Caroline insists on cooking a large Morrison’s turkey each year, even though turkey is my least favourite white meat. Whenever I complain about this, she immediately fires back with ‘but I thought you were the one who wanted a traditional Christmas’, an example of her mastery of the jujitsu move. My preference would be two large roast chickens, but my offer to cook these are always rebuffed by claims that our kitchen isn’t large enough to accommodate both of us. Either I do everything, or I leave it to her and that means turkey. This is particularly sadistic given that she’s a vegetarian.
It’s not enough to steer well clear of the kitchen on Christmas Day — Caroline says the stress of preparing lunch means the kids and I have to be out of the house between the hours of 10 a.m. and 2 p.m. Our ideal Christmas morning would be spent in front of the telly watching a -Melissa -McCarthy comedy, but she won’t have it. This year I expect she’ll insist we take Leo for a walk on Hampstead Heath. Given the kids’ attitude to walks of any kind, even ones to the local branch of Londis, I may need five leashes.
The only job Caroline entrusts me with is buying the booze, but even this requires a good deal of micro-management. Left to my own devices, I’d buy a case of vintage champagne, six bottles of Chablis Premier Cru, some good Californian Pinot and a couple of bottles of Sauternes. Caroline’s view, by contrast, is that spending more than £5 on a bottle of wine is a waste of money. I once made the mistake of telling her that the reason professional wine tasters spit rather than swallow is because after a glass or two it’s hard to tell the difference between good and bad wine. She is now guaranteed to bring this up every Christmas, regarding it as a copper-bottomed argument for buying plonk.
After everyone has arrived, but before lunch, we ‘do tree’, which involves opening all the presents beneath the Christmas tree (now covered by a sheet of waterproof plastic, because of Leo). Everyone has a job — someone to hand them out, someone to read the cards etc., and my job is ‘paper elf’ which involves disposing of all the discarded wrapping paper. This is Caroline’s revenge for my insistence on a traditional Christmas, and she enjoys nothing more than pointing to some tiny scrap I’ve missed and saying, ‘Paper elf!
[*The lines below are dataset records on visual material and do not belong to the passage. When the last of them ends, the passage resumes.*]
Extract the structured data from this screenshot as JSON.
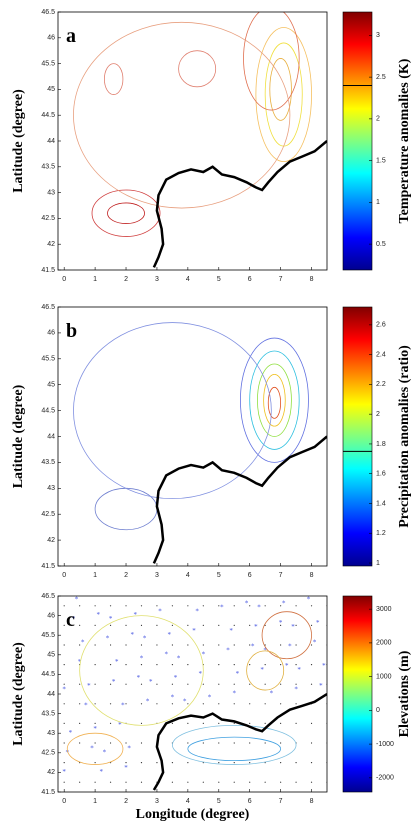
{
  "chart_data": [
    {
      "type": "contour",
      "panel_label": "a",
      "ylabel": "Latitude (degree)",
      "colorbar_label": "Temperature anomalies (K)",
      "colormap": "jet",
      "xlim": [
        -0.2,
        8.5
      ],
      "xticks": [
        0,
        1,
        2,
        3,
        4,
        5,
        6,
        7,
        8
      ],
      "ylim": [
        41.5,
        46.5
      ],
      "yticks": [
        41.5,
        42,
        42.5,
        43,
        43.5,
        44,
        44.5,
        45,
        45.5,
        46,
        46.5
      ],
      "clim": [
        0.19,
        3.28
      ],
      "cticks": [
        0.5,
        1,
        1.5,
        2,
        2.5,
        3
      ],
      "cbar_marker": 2.4
    },
    {
      "type": "contour",
      "panel_label": "b",
      "ylabel": "Latitude (degree)",
      "colorbar_label": "Precipitation anomalies (ratio)",
      "colormap": "jet",
      "xlim": [
        -0.2,
        8.5
      ],
      "xticks": [
        0,
        1,
        2,
        3,
        4,
        5,
        6,
        7,
        8
      ],
      "ylim": [
        41.5,
        46.5
      ],
      "yticks": [
        41.5,
        42,
        42.5,
        43,
        43.5,
        44,
        44.5,
        45,
        45.5,
        46,
        46.5
      ],
      "clim": [
        0.98,
        2.72
      ],
      "cticks": [
        1,
        1.2,
        1.4,
        1.6,
        1.8,
        2,
        2.2,
        2.4,
        2.6
      ],
      "cbar_marker": 1.75
    },
    {
      "type": "contour",
      "panel_label": "c",
      "ylabel": "Latitude (degree)",
      "xlabel": "Longitude (degree)",
      "colorbar_label": "Elevations (m)",
      "colormap": "jet",
      "xlim": [
        -0.2,
        8.5
      ],
      "xticks": [
        0,
        1,
        2,
        3,
        4,
        5,
        6,
        7,
        8
      ],
      "ylim": [
        41.5,
        46.5
      ],
      "yticks": [
        41.5,
        42,
        42.5,
        43,
        43.5,
        44,
        44.5,
        45,
        45.5,
        46,
        46.5
      ],
      "clim": [
        -2420,
        3390
      ],
      "cticks": [
        -2000,
        -1000,
        0,
        1000,
        2000,
        3000
      ]
    }
  ]
}
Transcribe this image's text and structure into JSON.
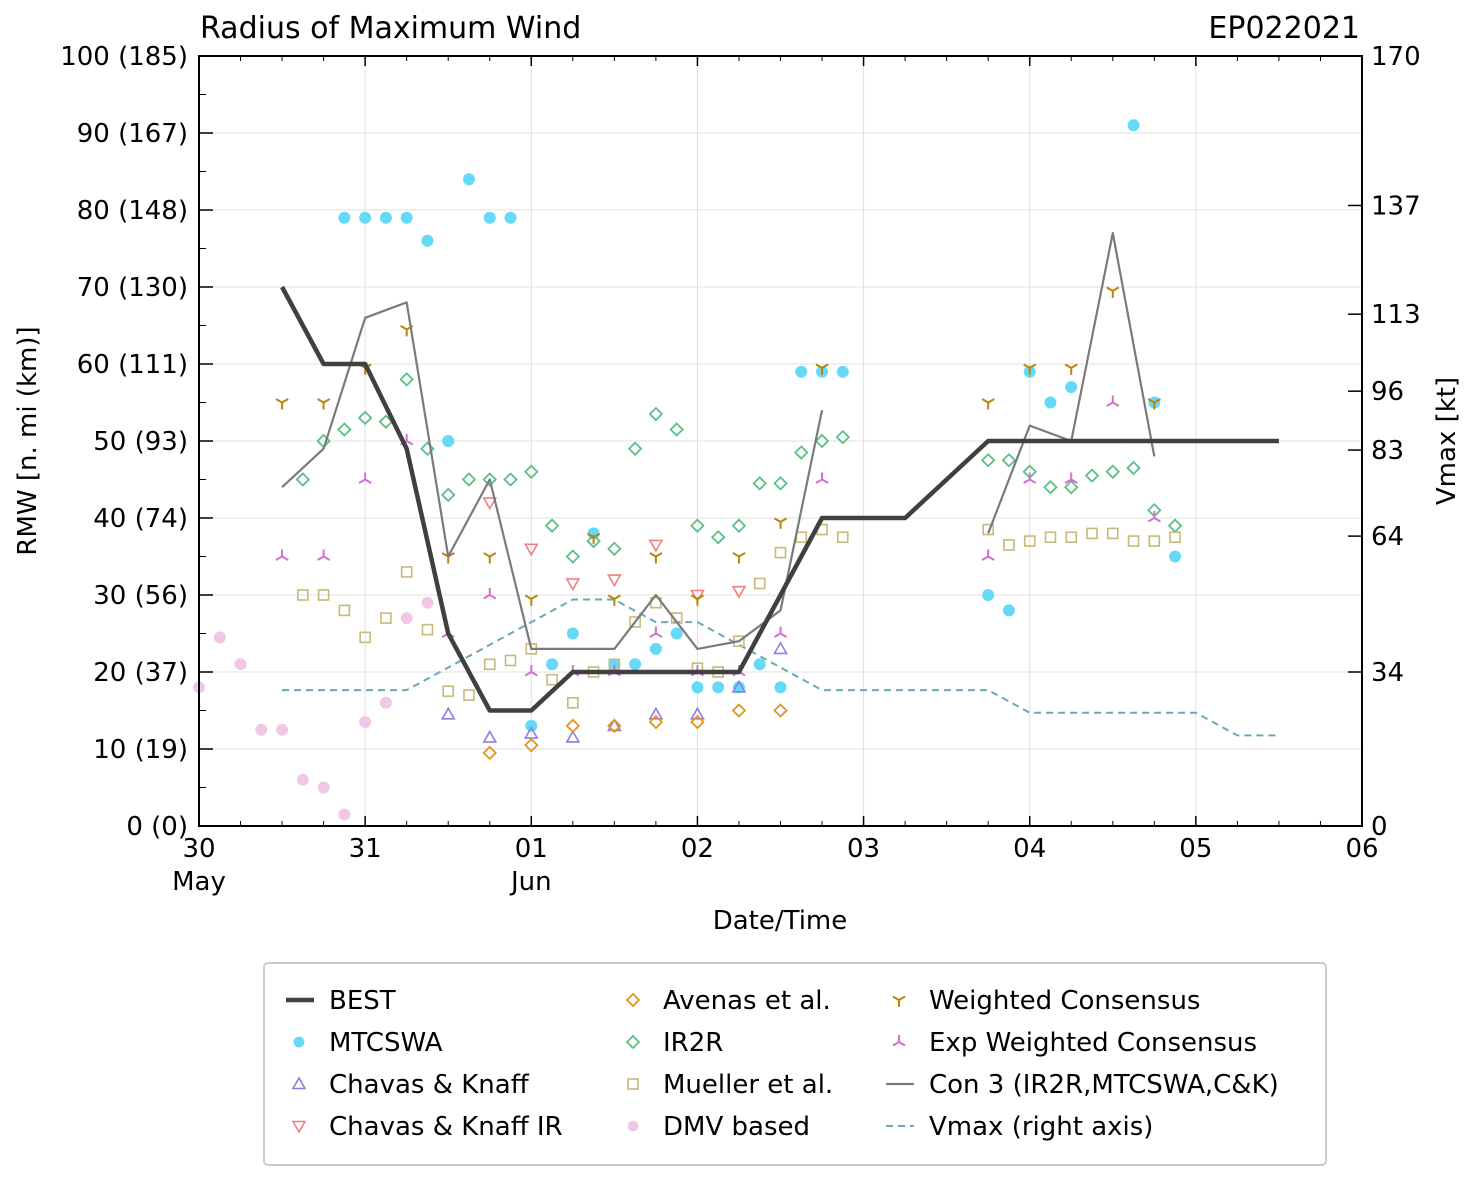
{
  "chart_data": {
    "type": "scatter",
    "title": "Radius of Maximum Wind",
    "storm_id": "EP022021",
    "xlabel": "Date/Time",
    "ylabel": "RMW [n. mi (km)]",
    "y2label": "Vmax [kt]",
    "xlim_days": [
      0,
      7
    ],
    "ylim": [
      0,
      100
    ],
    "y2lim": [
      0,
      170
    ],
    "x_ticks": [
      {
        "day": 0,
        "label": "30",
        "sublabel": "May"
      },
      {
        "day": 1,
        "label": "31",
        "sublabel": ""
      },
      {
        "day": 2,
        "label": "01",
        "sublabel": "Jun"
      },
      {
        "day": 3,
        "label": "02",
        "sublabel": ""
      },
      {
        "day": 4,
        "label": "03",
        "sublabel": ""
      },
      {
        "day": 5,
        "label": "04",
        "sublabel": ""
      },
      {
        "day": 6,
        "label": "05",
        "sublabel": ""
      },
      {
        "day": 7,
        "label": "06",
        "sublabel": ""
      }
    ],
    "y_ticks": [
      {
        "value": 0,
        "label": "0 (0)"
      },
      {
        "value": 10,
        "label": "10 (19)"
      },
      {
        "value": 20,
        "label": "20 (37)"
      },
      {
        "value": 30,
        "label": "30 (56)"
      },
      {
        "value": 40,
        "label": "40 (74)"
      },
      {
        "value": 50,
        "label": "50 (93)"
      },
      {
        "value": 60,
        "label": "60 (111)"
      },
      {
        "value": 70,
        "label": "70 (130)"
      },
      {
        "value": 80,
        "label": "80 (148)"
      },
      {
        "value": 90,
        "label": "90 (167)"
      },
      {
        "value": 100,
        "label": "100 (185)"
      }
    ],
    "y2_ticks": [
      {
        "value": 0,
        "label": "0"
      },
      {
        "value": 34,
        "label": "34"
      },
      {
        "value": 64,
        "label": "64"
      },
      {
        "value": 83,
        "label": "83"
      },
      {
        "value": 96,
        "label": "96"
      },
      {
        "value": 113,
        "label": "113"
      },
      {
        "value": 137,
        "label": "137"
      },
      {
        "value": 170,
        "label": "170"
      }
    ],
    "series": [
      {
        "name": "BEST",
        "kind": "line",
        "style": "best",
        "color": "#404040",
        "points": [
          [
            0.5,
            70
          ],
          [
            0.75,
            60
          ],
          [
            1.0,
            60
          ],
          [
            1.25,
            49
          ],
          [
            1.5,
            25
          ],
          [
            1.75,
            15
          ],
          [
            2.0,
            15
          ],
          [
            2.25,
            20
          ],
          [
            2.5,
            20
          ],
          [
            2.75,
            20
          ],
          [
            3.0,
            20
          ],
          [
            3.25,
            20
          ],
          [
            3.5,
            30
          ],
          [
            3.75,
            40
          ],
          [
            4.0,
            40
          ],
          [
            4.25,
            40
          ],
          [
            4.5,
            45
          ],
          [
            4.75,
            50
          ],
          [
            5.0,
            50
          ],
          [
            5.25,
            50
          ],
          [
            5.5,
            50
          ],
          [
            5.75,
            50
          ],
          [
            6.0,
            50
          ],
          [
            6.25,
            50
          ],
          [
            6.5,
            50
          ]
        ]
      },
      {
        "name": "MTCSWA",
        "kind": "marker",
        "marker": "circle",
        "color": "#66d9f7",
        "points": [
          [
            0.875,
            79
          ],
          [
            1.0,
            79
          ],
          [
            1.125,
            79
          ],
          [
            1.25,
            79
          ],
          [
            1.375,
            76
          ],
          [
            1.5,
            50
          ],
          [
            1.625,
            84
          ],
          [
            1.75,
            79
          ],
          [
            1.875,
            79
          ],
          [
            2.0,
            13
          ],
          [
            2.125,
            21
          ],
          [
            2.25,
            25
          ],
          [
            2.375,
            38
          ],
          [
            2.5,
            21
          ],
          [
            2.625,
            21
          ],
          [
            2.75,
            23
          ],
          [
            2.875,
            25
          ],
          [
            3.0,
            18
          ],
          [
            3.125,
            18
          ],
          [
            3.25,
            18
          ],
          [
            3.375,
            21
          ],
          [
            3.5,
            18
          ],
          [
            3.625,
            59
          ],
          [
            3.75,
            59
          ],
          [
            3.875,
            59
          ],
          [
            4.75,
            30
          ],
          [
            4.875,
            28
          ],
          [
            5.0,
            59
          ],
          [
            5.125,
            55
          ],
          [
            5.25,
            57
          ],
          [
            5.625,
            91
          ],
          [
            5.75,
            55
          ],
          [
            5.875,
            35
          ]
        ]
      },
      {
        "name": "Chavas & Knaff",
        "kind": "marker",
        "marker": "triangle-up",
        "color": "#8b7fe0",
        "points": [
          [
            1.5,
            14.5
          ],
          [
            1.75,
            11.5
          ],
          [
            2.0,
            12
          ],
          [
            2.25,
            11.5
          ],
          [
            2.5,
            13
          ],
          [
            2.75,
            14.5
          ],
          [
            3.0,
            14.5
          ],
          [
            3.25,
            18
          ],
          [
            3.5,
            23
          ]
        ]
      },
      {
        "name": "Chavas & Knaff IR",
        "kind": "marker",
        "marker": "triangle-down",
        "color": "#f08080",
        "points": [
          [
            1.75,
            42
          ],
          [
            2.0,
            36
          ],
          [
            2.25,
            31.5
          ],
          [
            2.5,
            32
          ],
          [
            2.75,
            36.5
          ],
          [
            3.0,
            30
          ],
          [
            3.25,
            30.5
          ]
        ]
      },
      {
        "name": "DMV based",
        "kind": "marker",
        "marker": "circle",
        "color": "#f0c8e6",
        "points": [
          [
            0.0,
            18
          ],
          [
            0.125,
            24.5
          ],
          [
            0.25,
            21
          ],
          [
            0.375,
            12.5
          ],
          [
            0.5,
            12.5
          ],
          [
            0.625,
            6
          ],
          [
            0.75,
            5
          ],
          [
            0.875,
            1.5
          ],
          [
            1.0,
            13.5
          ],
          [
            1.125,
            16
          ],
          [
            1.25,
            27
          ],
          [
            1.375,
            29
          ]
        ]
      },
      {
        "name": "Avenas et al.",
        "kind": "marker",
        "marker": "diamond",
        "color": "#e6931e",
        "points": [
          [
            1.75,
            9.5
          ],
          [
            2.0,
            10.5
          ],
          [
            2.25,
            13
          ],
          [
            2.5,
            13
          ],
          [
            2.75,
            13.5
          ],
          [
            3.0,
            13.5
          ],
          [
            3.25,
            15
          ],
          [
            3.5,
            15
          ]
        ]
      },
      {
        "name": "IR2R",
        "kind": "marker",
        "marker": "diamond",
        "color": "#5cbf86",
        "points": [
          [
            0.625,
            45
          ],
          [
            0.75,
            50
          ],
          [
            0.875,
            51.5
          ],
          [
            1.0,
            53
          ],
          [
            1.125,
            52.5
          ],
          [
            1.25,
            58
          ],
          [
            1.375,
            49
          ],
          [
            1.5,
            43
          ],
          [
            1.625,
            45
          ],
          [
            1.75,
            45
          ],
          [
            1.875,
            45
          ],
          [
            2.0,
            46
          ],
          [
            2.125,
            39
          ],
          [
            2.25,
            35
          ],
          [
            2.375,
            37
          ],
          [
            2.5,
            36
          ],
          [
            2.625,
            49
          ],
          [
            2.75,
            53.5
          ],
          [
            2.875,
            51.5
          ],
          [
            3.0,
            39
          ],
          [
            3.125,
            37.5
          ],
          [
            3.25,
            39
          ],
          [
            3.375,
            44.5
          ],
          [
            3.5,
            44.5
          ],
          [
            3.625,
            48.5
          ],
          [
            3.75,
            50
          ],
          [
            3.875,
            50.5
          ],
          [
            4.75,
            47.5
          ],
          [
            4.875,
            47.5
          ],
          [
            5.0,
            46
          ],
          [
            5.125,
            44
          ],
          [
            5.25,
            44
          ],
          [
            5.375,
            45.5
          ],
          [
            5.5,
            46
          ],
          [
            5.625,
            46.5
          ],
          [
            5.75,
            41
          ],
          [
            5.875,
            39
          ]
        ]
      },
      {
        "name": "Mueller et al.",
        "kind": "marker",
        "marker": "square",
        "color": "#c8b87a",
        "points": [
          [
            0.625,
            30
          ],
          [
            0.75,
            30
          ],
          [
            0.875,
            28
          ],
          [
            1.0,
            24.5
          ],
          [
            1.125,
            27
          ],
          [
            1.25,
            33
          ],
          [
            1.375,
            25.5
          ],
          [
            1.5,
            17.5
          ],
          [
            1.625,
            17
          ],
          [
            1.75,
            21
          ],
          [
            1.875,
            21.5
          ],
          [
            2.0,
            23
          ],
          [
            2.125,
            19
          ],
          [
            2.25,
            16
          ],
          [
            2.375,
            20
          ],
          [
            2.5,
            21
          ],
          [
            2.625,
            26.5
          ],
          [
            2.75,
            29
          ],
          [
            2.875,
            27
          ],
          [
            3.0,
            20.5
          ],
          [
            3.125,
            20
          ],
          [
            3.25,
            24
          ],
          [
            3.375,
            31.5
          ],
          [
            3.5,
            35.5
          ],
          [
            3.625,
            37.5
          ],
          [
            3.75,
            38.5
          ],
          [
            3.875,
            37.5
          ],
          [
            4.75,
            38.5
          ],
          [
            4.875,
            36.5
          ],
          [
            5.0,
            37
          ],
          [
            5.125,
            37.5
          ],
          [
            5.25,
            37.5
          ],
          [
            5.375,
            38
          ],
          [
            5.5,
            38
          ],
          [
            5.625,
            37
          ],
          [
            5.75,
            37
          ],
          [
            5.875,
            37.5
          ]
        ]
      },
      {
        "name": "Weighted Consensus",
        "kind": "marker",
        "marker": "tri-down",
        "color": "#b8860b",
        "points": [
          [
            0.5,
            55
          ],
          [
            0.75,
            55
          ],
          [
            1.0,
            59.5
          ],
          [
            1.25,
            64.5
          ],
          [
            1.5,
            35
          ],
          [
            1.75,
            35
          ],
          [
            2.0,
            29.5
          ],
          [
            2.375,
            37.5
          ],
          [
            2.5,
            29.5
          ],
          [
            2.75,
            35
          ],
          [
            3.0,
            29.5
          ],
          [
            3.25,
            35
          ],
          [
            3.5,
            39.5
          ],
          [
            3.75,
            59.5
          ],
          [
            4.75,
            55
          ],
          [
            5.0,
            59.5
          ],
          [
            5.25,
            59.5
          ],
          [
            5.5,
            69.5
          ],
          [
            5.75,
            55
          ]
        ]
      },
      {
        "name": "Exp Weighted Consensus",
        "kind": "marker",
        "marker": "tri-up",
        "color": "#d070d0",
        "points": [
          [
            0.5,
            35
          ],
          [
            0.75,
            35
          ],
          [
            1.0,
            45
          ],
          [
            1.25,
            50
          ],
          [
            1.5,
            25
          ],
          [
            1.75,
            30
          ],
          [
            2.0,
            20
          ],
          [
            2.25,
            20
          ],
          [
            2.5,
            20
          ],
          [
            2.75,
            25
          ],
          [
            3.0,
            20
          ],
          [
            3.25,
            20
          ],
          [
            3.5,
            25
          ],
          [
            3.75,
            45
          ],
          [
            4.75,
            35
          ],
          [
            5.0,
            45
          ],
          [
            5.25,
            45
          ],
          [
            5.5,
            55
          ],
          [
            5.75,
            40
          ]
        ]
      },
      {
        "name": "Con 3 (IR2R,MTCSWA,C&K)",
        "kind": "line",
        "style": "con3",
        "color": "#7a7a7a",
        "segments": [
          [
            [
              0.5,
              44
            ],
            [
              0.75,
              49
            ],
            [
              1.0,
              66
            ],
            [
              1.25,
              68
            ],
            [
              1.5,
              35
            ],
            [
              1.75,
              45
            ],
            [
              2.0,
              23
            ],
            [
              2.25,
              23
            ],
            [
              2.5,
              23
            ],
            [
              2.75,
              30
            ],
            [
              3.0,
              23
            ],
            [
              3.25,
              24
            ],
            [
              3.5,
              28
            ],
            [
              3.75,
              54
            ]
          ],
          [
            [
              4.75,
              38
            ],
            [
              5.0,
              52
            ],
            [
              5.25,
              50
            ],
            [
              5.5,
              77
            ],
            [
              5.75,
              48
            ]
          ]
        ]
      },
      {
        "name": "Vmax (right axis)",
        "kind": "line",
        "style": "vmax",
        "color": "#6aa8b8",
        "axis": "right",
        "points": [
          [
            0.5,
            30
          ],
          [
            0.75,
            30
          ],
          [
            1.0,
            30
          ],
          [
            1.25,
            30
          ],
          [
            1.5,
            35
          ],
          [
            1.75,
            40
          ],
          [
            2.0,
            45
          ],
          [
            2.25,
            50
          ],
          [
            2.5,
            50
          ],
          [
            2.75,
            45
          ],
          [
            3.0,
            45
          ],
          [
            3.25,
            40
          ],
          [
            3.5,
            35
          ],
          [
            3.75,
            30
          ],
          [
            4.0,
            30
          ],
          [
            4.25,
            30
          ],
          [
            4.5,
            30
          ],
          [
            4.75,
            30
          ],
          [
            5.0,
            25
          ],
          [
            5.25,
            25
          ],
          [
            5.5,
            25
          ],
          [
            5.75,
            25
          ],
          [
            6.0,
            25
          ],
          [
            6.25,
            20
          ],
          [
            6.5,
            20
          ]
        ]
      }
    ],
    "legend": {
      "placement": "bottom",
      "columns": [
        [
          "BEST",
          "MTCSWA",
          "Chavas & Knaff",
          "Chavas & Knaff IR"
        ],
        [
          "Avenas et al.",
          "IR2R",
          "Mueller et al.",
          "DMV based"
        ],
        [
          "Weighted Consensus",
          "Exp Weighted Consensus",
          "Con 3 (IR2R,MTCSWA,C&K)",
          "Vmax (right axis)"
        ]
      ]
    }
  }
}
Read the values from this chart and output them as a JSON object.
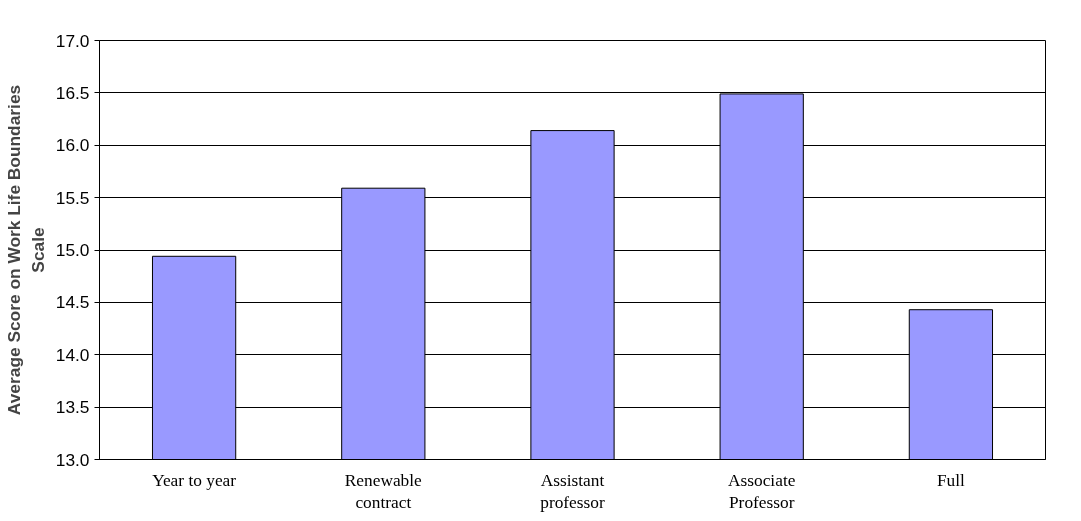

Paper elf!’ After years of trying to persuade her that I’d be better suited to another role — fire elf, for instance — I’ve concluded that resistance is futile.
As soon as the last guests have left, we swap places. Caroline wants to collapse in front of the telly, watching unsuitable films with the children and gorging on chocolate, while I become a whirlwind of wholesome activity. I want to go for long walks in the country, eat lots of vegetables, and go to the local health club to try and ‘run off’ the extra pounds I’ve gained.
Her standard response is to say that the only way to get her to sign up to a frenetic round of post-Christmas activity is to spend the entire holiday period in some hot country, like Thailand. That would never do, obviously, so I’m resigned to rehashing all the same arguments again next year. In truth, I quite enjoy them. And that’s probably another respect in which Caroline and I differ.